Deinen werthen Brief unterm 26. Décembre 1860 habe mit Vergnügen erhalten und mit Freuden gelesen in deme Selber so warme und wahrhaft kindliche Wünsche auf die Feÿer dess Neuejahrs enthielte.

Deine Briefe sind mir immer theuer manchmal nur zu kurz, - allein Neujahrsbrief mit seinen Wünschen, ist immer noch um einen Grad kräftiger, und erwünschter.

Daher will ich auch nicht lange zuwarten sondern dir deine Wünsche von ganzem Herzen erwiedern.

Lieber Rafael, was soll ich sagen, was ich dir alles wünsche; mein Herz ist voll, ich möchte dich glüchlich wissen für immer.

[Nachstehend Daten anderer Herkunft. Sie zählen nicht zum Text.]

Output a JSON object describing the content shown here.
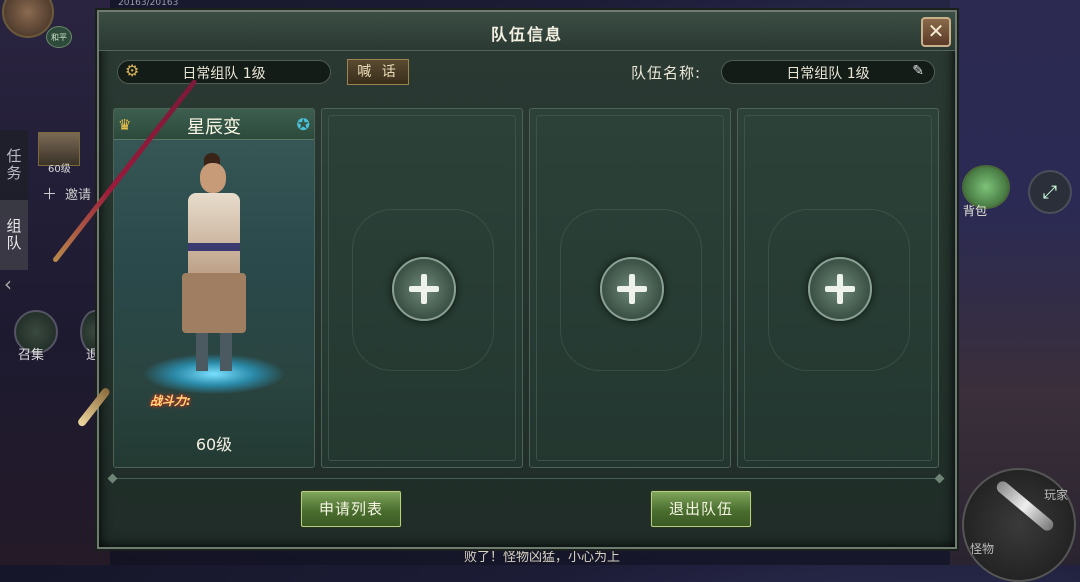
{
  "hud": {
    "hp_text": "20163/20163",
    "peace_badge": "和平",
    "tab_task": "任务",
    "tab_team": "组队",
    "side_member_level": "60级",
    "side_invite": "邀请",
    "gather_label": "召集",
    "retreat_label": "退",
    "bag_label": "背包",
    "attack_label_top": "玩家",
    "attack_label_bottom": "怪物",
    "bottom_message": "败了！怪物凶猛，小心为上"
  },
  "dialog": {
    "title": "队伍信息",
    "close": "✕",
    "target_select": "日常组队 1级",
    "shout_button": "喊 话",
    "team_name_label": "队伍名称:",
    "team_name_value": "日常组队 1级"
  },
  "member": {
    "name": "星辰变",
    "power_label": "战斗力:",
    "level": "60级"
  },
  "empty_slots": 3,
  "buttons": {
    "apply_list": "申请列表",
    "leave_team": "退出队伍"
  }
}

Vor allem wünsche ich dir gute Gesundheit, hast du diese so ist viel gewonnen, daher wünsche dir auch Klugheit um diese schönste aller Gaben, zu pflegen, zu bewahren. Und da dir der liebe Gott so ein schönes Talent zur Kunst gegeben hat, in welcher du dich schon zu verschiedenen malen bemerkbar gemacht hast, so wünsche dieses Glück möge dich nicht verlassen, sondern dass du in der schönen Kunst immer vorangehn möchtest, um endlich dahin zu kommen, dass du dich aus deiner Dürftigkeit heraus winden mögest; den es ist nichts mühesameres zu sehn, als Pfuscher und Maulhelden ihre Fortune machen, wo dagegen so mancher wackere Künstler halben wegs verdarben muss. Es ist möglich dass dir den eine gute H...rath zu Hülfe kömmt, den hierauf hast du dir schon Anspruch gemacht, welches Glück dein älterer Bruder nicht theilen kann. Er, der sein Brod nicht verdienen kann. Ich wünsche dir, Gottes Hülf und Segen, Weisheit und Thätigkeit, damit du hierin uns andere vielen Wallisern nicht gleich kommst, die da wohl und gut leben wollen ohne zu arbeiten, ohne etwas Ernsthaft zu lehrnen und den Herrn spielen wollen ohne Vermögen, ohne Verdienst und ohne beharrliches studieren und arbeiten; ich wünsche dir daher auch hierin einen ächten schaffenden Schweizer Sein, wie zum Beispiel dem Onkel Heinrich Paul Deschwanden, und viele von Zürich Wintherthur und so fort Überhaupt ein thätiges schweizerleben, und kein Walliser Schlendrian, wo ein grossertheil junger Leuthe nur, wie eine schmarotzer Pflanze am arme Volke zehren und magen. Nein, ich wünsche dir zu deinem Fortkommen eine ehrenhafte Stellung aus eigenem Verdienst, vermöge klingen handlens stätem arbeiten, und die Hülfe und Gnade Gottes; nach diesem mühesamen Leben aber den auch eine ruhige selige Ewigkeit.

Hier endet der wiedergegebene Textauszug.